From 2005-2009, Mitchell and Beauchamp served on the Orange city council together.
“We served on council together for four years; we traveled together to attend workshops,” Mitchell said.
In her time on council, Beauchamp is most proud of spear-heading drives to put Christmas angels on city light poles and pushing for a teen curfew that passed in Orange, West Orange and Pinehurst.
Mitchell’s top council memories include helping to build Lions Den Park and working to get the city back on its feet after Hurricane Rita.
“I was able to assist with the evacuation, talk to people and pray with them, and afterwards, I was able to seek out resources to help people,” Mitchell said.
“The council took a different stance. It was like they didn’t want people to know how much damage we had.”

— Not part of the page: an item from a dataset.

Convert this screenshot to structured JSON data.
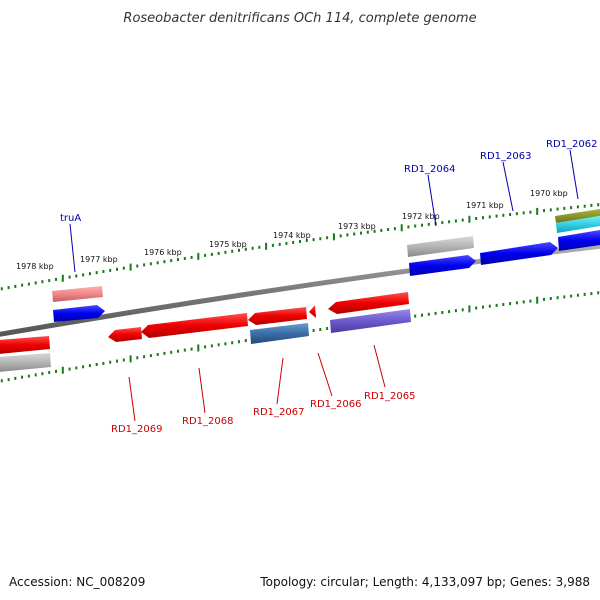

Both Beauchamp and Mitchell have backgrounds in educational leadership, albeit different forms.
An Orange Stark High grad, Beauchamp taught school in Bridge City, Chicago and Houston, before shifting to administration at Kingwood High. She was assistant principal at Bridge City Intermediate and West Orange-Stark.
Mitchell, a native of North Carolina, was assistant principal at West Orange’s North school when she started the first after-school program in the area.
She has family services manager for the local district and worked with Head Start after-school program at the high school and intermediate school for 37 years.
Mitchell says economic development and quality of life are two of the issues she will tackle if she’s elected commissioner.
Beauchamp said “I was really upset with all that wasn’t going on [in county government], and then people started calling me and said, ‘Have you thought about running for commissioner?’
“We’ve got to grow, and we’ve got to get it looking better. We’ve got to get it back up to speed, where people feel more comfortable about living here.”